The Sanctions Escalation

On October 22, 2025, the U.S. Treasury imposed full asset-blocking sanctions on Rosneft and Lukoil, Russia's two largest oil companies, along with 34 domestic subsidiaries. Treasury Secretary Scott Bessent announced the action stating that given President Putin's refusal to end the war, the Treasury is sanctioning Russia's two largest oil companies that fund the Kremlin's war machine. The scope of these sanctions is substantial. Rosneft and Lukoil together produce approximately 55% of Russia's oil and contribute about 25% of overall government revenue. Combined with earlier designations of Surgutneftegaz and Gazprom Neft, approximately 70% of Russia's crude export volumes are now produced by sanctioned entities. Market response was immediate. Major Chinese state refiners Sinopec and PetroChina, along with Indian purchasers including Reliance Industries, suspended or significantly reduced purchases from sanctioned suppliers. Middle Eastern producers, led by Iraq, Saudi Arabia, and the UAE—have captured significant market share in India, with their combined share rising from 50% in December 2024 to 55% by mid-February 2025.


Figure 4: Map of Saudi Arabia’s Oil and Gas Infrastructure (simplified) 


Strategic Positioning

Beyond immediate market dynamics, Saudi Arabia is executing transformational infrastructure investments that will strengthen its position for decades. The Jafurah unconventional gas field, containing an estimated 229 trillion standard cubic feet of raw gas, commenced phase one operations in the third quarter of 2025. Total lifecycle investment is projected to exceed $100 billion. The development serves multiple strategic objectives. Domestically, it enables displacement of oil-fired power generation with natural gas, freeing additional crude for export. At peak production, the Jafurah development alone will replace over 300,000 barrels per day of domestic consumption effectively expanding Saudi export capacity without requiring new crude production investments.


Historical Lessons

The structural parallels to 1985 are substantial.

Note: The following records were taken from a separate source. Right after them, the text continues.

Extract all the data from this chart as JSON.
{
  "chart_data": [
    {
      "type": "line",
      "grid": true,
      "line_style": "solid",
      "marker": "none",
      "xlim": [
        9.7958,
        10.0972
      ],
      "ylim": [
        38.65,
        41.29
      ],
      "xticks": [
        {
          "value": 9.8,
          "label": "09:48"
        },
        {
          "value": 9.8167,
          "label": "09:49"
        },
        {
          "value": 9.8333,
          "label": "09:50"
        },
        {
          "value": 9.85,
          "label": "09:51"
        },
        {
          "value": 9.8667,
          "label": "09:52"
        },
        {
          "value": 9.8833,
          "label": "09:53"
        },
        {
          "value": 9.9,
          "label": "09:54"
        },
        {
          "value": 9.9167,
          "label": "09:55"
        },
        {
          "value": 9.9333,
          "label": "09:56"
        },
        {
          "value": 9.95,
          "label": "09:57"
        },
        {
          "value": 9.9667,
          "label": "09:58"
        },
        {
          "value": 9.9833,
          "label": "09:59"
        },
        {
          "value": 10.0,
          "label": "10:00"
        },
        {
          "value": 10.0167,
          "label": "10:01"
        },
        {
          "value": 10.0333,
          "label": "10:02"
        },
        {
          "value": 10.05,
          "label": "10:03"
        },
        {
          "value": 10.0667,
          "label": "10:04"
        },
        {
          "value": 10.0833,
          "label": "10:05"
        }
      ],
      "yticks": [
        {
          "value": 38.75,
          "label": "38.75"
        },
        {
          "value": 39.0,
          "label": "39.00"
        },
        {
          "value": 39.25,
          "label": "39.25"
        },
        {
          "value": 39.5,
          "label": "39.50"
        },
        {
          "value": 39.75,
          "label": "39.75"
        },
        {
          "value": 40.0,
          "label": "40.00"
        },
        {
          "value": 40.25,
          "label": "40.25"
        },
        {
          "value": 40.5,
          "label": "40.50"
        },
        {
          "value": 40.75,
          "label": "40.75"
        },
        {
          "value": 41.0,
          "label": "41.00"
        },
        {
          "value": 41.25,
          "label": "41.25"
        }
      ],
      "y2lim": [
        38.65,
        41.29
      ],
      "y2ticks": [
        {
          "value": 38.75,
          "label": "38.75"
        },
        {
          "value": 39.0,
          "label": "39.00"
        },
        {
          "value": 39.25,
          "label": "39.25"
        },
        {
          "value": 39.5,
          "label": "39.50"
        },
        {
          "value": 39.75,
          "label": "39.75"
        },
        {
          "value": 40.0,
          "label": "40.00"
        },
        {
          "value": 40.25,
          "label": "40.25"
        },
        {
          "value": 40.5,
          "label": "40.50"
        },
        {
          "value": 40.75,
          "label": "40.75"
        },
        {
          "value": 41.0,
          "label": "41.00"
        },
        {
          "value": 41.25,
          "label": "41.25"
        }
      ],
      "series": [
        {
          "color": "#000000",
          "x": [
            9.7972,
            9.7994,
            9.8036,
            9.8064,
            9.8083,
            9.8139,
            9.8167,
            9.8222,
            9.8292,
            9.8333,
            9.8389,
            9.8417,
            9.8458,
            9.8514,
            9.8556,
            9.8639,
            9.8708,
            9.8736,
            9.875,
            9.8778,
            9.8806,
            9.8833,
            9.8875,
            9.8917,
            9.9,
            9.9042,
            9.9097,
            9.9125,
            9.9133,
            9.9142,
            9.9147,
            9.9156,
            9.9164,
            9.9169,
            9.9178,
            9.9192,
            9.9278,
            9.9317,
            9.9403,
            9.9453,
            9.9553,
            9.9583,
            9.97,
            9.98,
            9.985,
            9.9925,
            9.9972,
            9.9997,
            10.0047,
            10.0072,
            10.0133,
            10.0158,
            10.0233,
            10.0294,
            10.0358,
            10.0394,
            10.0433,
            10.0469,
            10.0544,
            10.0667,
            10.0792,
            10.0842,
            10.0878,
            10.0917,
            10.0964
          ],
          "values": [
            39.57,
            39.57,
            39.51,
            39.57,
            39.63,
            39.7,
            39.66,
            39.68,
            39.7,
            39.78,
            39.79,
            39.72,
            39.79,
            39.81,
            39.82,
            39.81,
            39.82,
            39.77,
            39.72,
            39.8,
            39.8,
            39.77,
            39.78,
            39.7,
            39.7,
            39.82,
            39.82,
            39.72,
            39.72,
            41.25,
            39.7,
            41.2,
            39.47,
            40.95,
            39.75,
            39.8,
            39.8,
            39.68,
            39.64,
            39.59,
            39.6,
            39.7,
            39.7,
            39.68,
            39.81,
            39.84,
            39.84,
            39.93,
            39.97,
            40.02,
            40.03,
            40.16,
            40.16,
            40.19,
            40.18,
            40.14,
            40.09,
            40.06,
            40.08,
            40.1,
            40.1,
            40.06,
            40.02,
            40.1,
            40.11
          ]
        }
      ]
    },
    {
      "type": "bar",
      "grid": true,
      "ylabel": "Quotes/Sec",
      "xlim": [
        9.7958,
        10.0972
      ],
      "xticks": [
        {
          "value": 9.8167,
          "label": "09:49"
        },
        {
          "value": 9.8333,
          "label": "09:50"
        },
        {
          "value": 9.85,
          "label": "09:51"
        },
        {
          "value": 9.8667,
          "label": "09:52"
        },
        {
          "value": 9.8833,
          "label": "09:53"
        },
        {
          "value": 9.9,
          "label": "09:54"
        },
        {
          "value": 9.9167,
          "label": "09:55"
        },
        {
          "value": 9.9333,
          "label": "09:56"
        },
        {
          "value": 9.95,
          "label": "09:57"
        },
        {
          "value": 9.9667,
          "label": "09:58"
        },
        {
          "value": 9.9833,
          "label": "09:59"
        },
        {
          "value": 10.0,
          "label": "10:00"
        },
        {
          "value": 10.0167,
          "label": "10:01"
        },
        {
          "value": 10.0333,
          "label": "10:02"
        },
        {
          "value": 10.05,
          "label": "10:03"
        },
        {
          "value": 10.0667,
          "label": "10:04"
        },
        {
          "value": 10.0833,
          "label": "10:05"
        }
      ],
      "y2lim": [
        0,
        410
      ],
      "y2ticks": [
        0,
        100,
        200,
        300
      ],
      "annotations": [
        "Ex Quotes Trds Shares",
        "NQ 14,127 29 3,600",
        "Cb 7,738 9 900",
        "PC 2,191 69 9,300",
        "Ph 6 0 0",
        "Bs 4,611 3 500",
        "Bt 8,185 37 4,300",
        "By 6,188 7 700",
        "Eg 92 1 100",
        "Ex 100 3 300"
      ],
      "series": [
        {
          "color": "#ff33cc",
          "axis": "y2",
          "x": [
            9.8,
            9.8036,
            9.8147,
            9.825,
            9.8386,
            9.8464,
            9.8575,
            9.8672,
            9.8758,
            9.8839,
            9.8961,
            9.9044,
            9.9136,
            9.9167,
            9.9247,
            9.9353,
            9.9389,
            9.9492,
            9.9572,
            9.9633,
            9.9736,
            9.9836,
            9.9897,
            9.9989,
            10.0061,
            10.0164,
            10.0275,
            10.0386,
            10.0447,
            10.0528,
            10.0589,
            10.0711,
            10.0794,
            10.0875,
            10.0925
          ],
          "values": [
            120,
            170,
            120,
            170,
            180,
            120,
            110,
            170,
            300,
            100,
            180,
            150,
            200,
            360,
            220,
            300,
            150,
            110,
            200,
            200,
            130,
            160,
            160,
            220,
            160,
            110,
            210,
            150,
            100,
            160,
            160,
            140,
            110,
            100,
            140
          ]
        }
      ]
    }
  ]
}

In both periods, Saudi Arabia increased production despite depressed prices, accepting short-term revenue losses for longer-term strategic objectives. In both cases, the target economy depended heavily on petroleum exports to finance military expenditures. Both situations featured coordinated Western pressure complementing market-based economic warfare. The fiscal mechanisms demonstrate continuity. Just as Soviet debt exploded following the 1985-1986 price collapse, Russia's current deficit has reached record levels. The depletion of sovereign wealth reserves follows a similar trajectory. And the downstream political consequences of fiscal strain, necessitating difficult choices between military spending, domestic subsidies, and reform, echo across four decades.


Yet important distinctions exist. Russia has proven more adaptable than the Soviet command economy in redirecting trade flows, maintaining substantial export volumes by pivoting toward Asian markets. China's emergence as Russia's largest remaining customer introduces complexities absent from the bipolar Cold War system. And the scale of 2025 sanctions exceeds anything attempted in the 1980s,comprehensive financial designations representing economic weapons that simply did not exist then. Whether this pressure proves sufficient to alter Russian strategic calculus, as it eventually did for the Soviet Union, remains the central uncertainty. What is clear is that Saudi Arabia has once again demonstrated willingness to deploy its unmatched production capacity in service of broader strategic objectives. The decisions made in Riyadh regarding oil production can reverberate far beyond petroleum markets, influencing the balance of power between nations.


History does not repeat, but it often rhymes, and the echoes of 1985 resonate unmistakably in 2025.